My name is Damaris Chavez. I've been in a relationship for more than a year now. I consider myself in love, but that's something to be debated over with my parents. After this period of being with my boyfriend I've formed a bubble where I tend not to think about a lot of random things anymore. In my AP Rhetoric class we've been learning about Transcendentalism. Transcendentalism, I'm not going to lie, is very confusing, but what I learned something recently: I must cherish life. I'm very involved with church (I'm Catholic) and so I refer to God a lot.
All these factors I just stated have been involved with my first blog post: Life is too short to neglect any longer.
I have not been on earth for very long, and neither had a peer of mine. Someone passed away that attended the same school as me. She was 17. I didn't know her personally but when everything began to happen it caught me off guard and as quickly as it was reported, she was gone. Just like that.

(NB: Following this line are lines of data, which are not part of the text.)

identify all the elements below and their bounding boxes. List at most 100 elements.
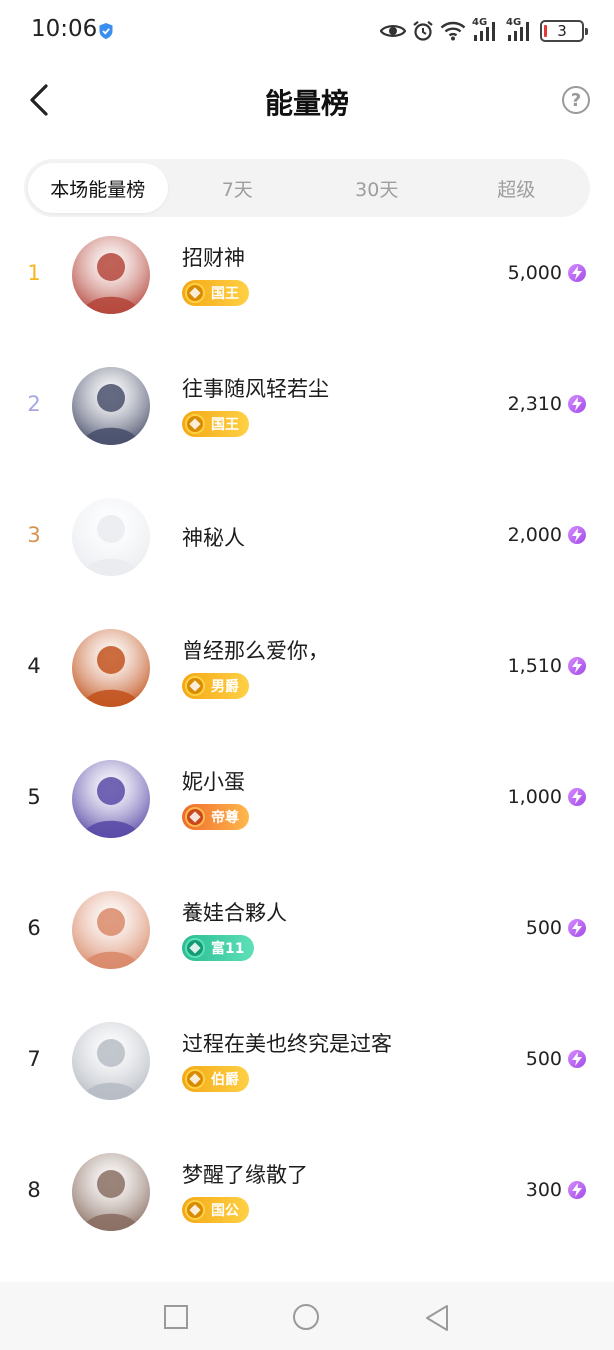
leaderboard-row[interactable]: 1 招财神国王 5,000 xyxy=(0,222,614,353)
leaderboard-row[interactable]: 4 曾经那么爱你， 男爵 1,510 xyxy=(0,615,614,746)
level-badge-label: 国王 xyxy=(211,417,239,433)
energy-value: 2,000 xyxy=(508,524,586,546)
avatar[interactable] xyxy=(72,498,150,576)
energy-value: 5,000 xyxy=(508,262,586,284)
leaderboard-row[interactable]: 7 过程在美也终究是过客 伯爵 500 xyxy=(0,1008,614,1139)
tab-current-session[interactable]: 本场能量榜 xyxy=(28,163,168,213)
energy-value: 1,510 xyxy=(508,655,586,677)
avatar-image xyxy=(72,760,150,838)
avatar[interactable] xyxy=(72,367,150,445)
cellular-signal-2: 4G xyxy=(506,17,534,43)
battery-level: 3 xyxy=(557,22,567,40)
level-badge: 国公 xyxy=(182,1197,249,1223)
user-name: 往事随风轻若尘 xyxy=(182,377,329,401)
level-gem-icon xyxy=(185,283,205,303)
energy-value: 300 xyxy=(526,1179,586,1201)
rank-number: 2 xyxy=(27,392,41,416)
avatar[interactable] xyxy=(72,629,150,707)
period-tabs: 本场能量榜 7天 30天 超级 xyxy=(24,159,590,217)
energy-amount: 500 xyxy=(525,917,562,939)
avatar-image xyxy=(72,498,150,576)
level-badge: 帝尊 xyxy=(182,804,249,830)
user-name: 神秘人 xyxy=(182,526,245,550)
home-button[interactable] xyxy=(292,1303,320,1331)
help-button[interactable]: ? xyxy=(562,86,590,114)
level-badge-label: 富11 xyxy=(211,941,245,957)
avatar-image xyxy=(72,236,150,314)
user-name: 招财神 xyxy=(182,246,245,270)
avatar-image xyxy=(72,1153,150,1231)
level-badge-label: 伯爵 xyxy=(211,1072,239,1088)
avatar-image xyxy=(72,891,150,969)
help-icon: ? xyxy=(570,89,582,111)
level-badge: 国王 xyxy=(182,280,249,306)
signal-bars-icon xyxy=(474,22,495,41)
cellular-signal-1: 4G xyxy=(472,17,500,43)
status-bar: 10:06 4G 4G 3 xyxy=(0,0,614,62)
status-indicators: 4G 4G 3 xyxy=(380,16,588,46)
user-name: 过程在美也终究是过客 xyxy=(182,1032,392,1056)
rank-number: 5 xyxy=(27,785,41,809)
shield-icon xyxy=(99,23,113,39)
status-time: 10:06 xyxy=(31,16,98,42)
leaderboard-row[interactable]: 3 神秘人 2,000 xyxy=(0,484,614,615)
rank-number: 3 xyxy=(27,523,41,547)
energy-value: 500 xyxy=(526,917,586,939)
level-gem-icon xyxy=(185,807,205,827)
eye-icon xyxy=(380,25,406,37)
energy-bolt-icon xyxy=(568,788,586,806)
recent-apps-button[interactable] xyxy=(163,1304,189,1330)
level-gem-icon xyxy=(185,414,205,434)
battery-indicator: 3 xyxy=(540,20,588,42)
avatar[interactable] xyxy=(72,236,150,314)
level-gem-icon xyxy=(185,938,205,958)
level-badge-label: 国公 xyxy=(211,1203,239,1219)
energy-bolt-icon xyxy=(568,657,586,675)
energy-bolt-icon xyxy=(568,919,586,937)
user-name: 妮小蛋 xyxy=(182,770,245,794)
leaderboard-row[interactable]: 2 往事随风轻若尘国王 2,310 xyxy=(0,353,614,484)
system-navigation-bar xyxy=(0,1282,614,1350)
tab-super[interactable]: 超级 xyxy=(447,163,587,213)
back-nav-button[interactable] xyxy=(424,1304,450,1332)
energy-value: 1,000 xyxy=(508,786,586,808)
rank-number: 4 xyxy=(27,654,41,678)
user-name: 梦醒了缘散了 xyxy=(182,1163,308,1187)
level-gem-icon xyxy=(185,1200,205,1220)
energy-value: 2,310 xyxy=(508,393,586,415)
avatar[interactable] xyxy=(72,1153,150,1231)
page-title: 能量榜 xyxy=(264,87,349,120)
leaderboard-row[interactable]: 6 養娃合夥人富11 500 xyxy=(0,877,614,1008)
rank-number: 1 xyxy=(27,261,41,285)
alarm-icon xyxy=(413,20,433,41)
wifi-icon xyxy=(440,21,466,41)
level-gem-icon xyxy=(185,676,205,696)
avatar[interactable] xyxy=(72,1022,150,1100)
leaderboard-row[interactable]: 5 妮小蛋帝尊 1,000 xyxy=(0,746,614,877)
leaderboard-list: 1 招财神 国王 5,000 2 往事随风轻若尘 国王 2,310 3 神秘人 2,000 4 曾经那么… xyxy=(0,222,614,1282)
level-gem-icon xyxy=(185,1069,205,1089)
energy-value: 500 xyxy=(526,1048,586,1070)
energy-amount: 300 xyxy=(525,1179,562,1201)
energy-bolt-icon xyxy=(568,395,586,413)
energy-bolt-icon xyxy=(568,1181,586,1199)
tab-30-days[interactable]: 30天 xyxy=(307,163,447,213)
energy-bolt-icon xyxy=(568,264,586,282)
level-badge-label: 国王 xyxy=(211,286,239,302)
avatar-image xyxy=(72,367,150,445)
avatar[interactable] xyxy=(72,760,150,838)
level-badge: 伯爵 xyxy=(182,1066,249,1092)
user-name: 養娃合夥人 xyxy=(182,901,287,925)
tab-7-days[interactable]: 7天 xyxy=(168,163,308,213)
level-badge: 富11 xyxy=(182,935,255,961)
avatar-image xyxy=(72,1022,150,1100)
energy-bolt-icon xyxy=(568,526,586,544)
avatar-image xyxy=(72,629,150,707)
leaderboard-row[interactable]: 8 梦醒了缘散了 国公 300 xyxy=(0,1139,614,1270)
level-badge-label: 帝尊 xyxy=(211,810,239,826)
energy-amount: 500 xyxy=(525,1048,562,1070)
level-badge: 国王 xyxy=(182,411,249,437)
avatar[interactable] xyxy=(72,891,150,969)
energy-amount: 2,310 xyxy=(507,393,562,415)
rank-number: 6 xyxy=(27,916,41,940)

Her boyfriend sat at her bedside everyday. Her family made many facebook posts and twitter posts. Everyone in the school was updated. Since I have been in a relationship "What if" never really occurred to me. However, after this incident, "what if"s kept flying into my mind and made my heart ache. Such a loss can never be replaced. I am only left to imagine how it does feel.
Ironically, in my AP Rhet class we began reading excerpts from different Transcendentalists and one was about a blade of grass. I know, a blade of grass means nothing, it's just something that grows and dies. That's what I thought, but then I really began to think. What about that blade of grass is so important? What does that have to do with me?
Turns out, that blade of grass is very similar to life itself. Life is neglected, it's something no one truly considers a gift until there is a tragedy. Whether it was a loss of a loved one, a near death experience, or even witnessing a death. Grass grows from the ground, it dies eventually, but then another blade of grass replaces that blade.
Now think about life. Life is about living and dying. It's up to us to live the in between. Life is shorter than I expected, but I know now that there's no preventing the end... I wish there was a way to know, but God has the answer, to me at least. Last night, as i volunteered at the church, the whole night was about this peer of mine. It was hard for me to sit through because I'm very sensitive and I don't know how to react to these situations.
Long story short, I'm left with one question about this death. Was it Good luck? Bad luck? Who knows!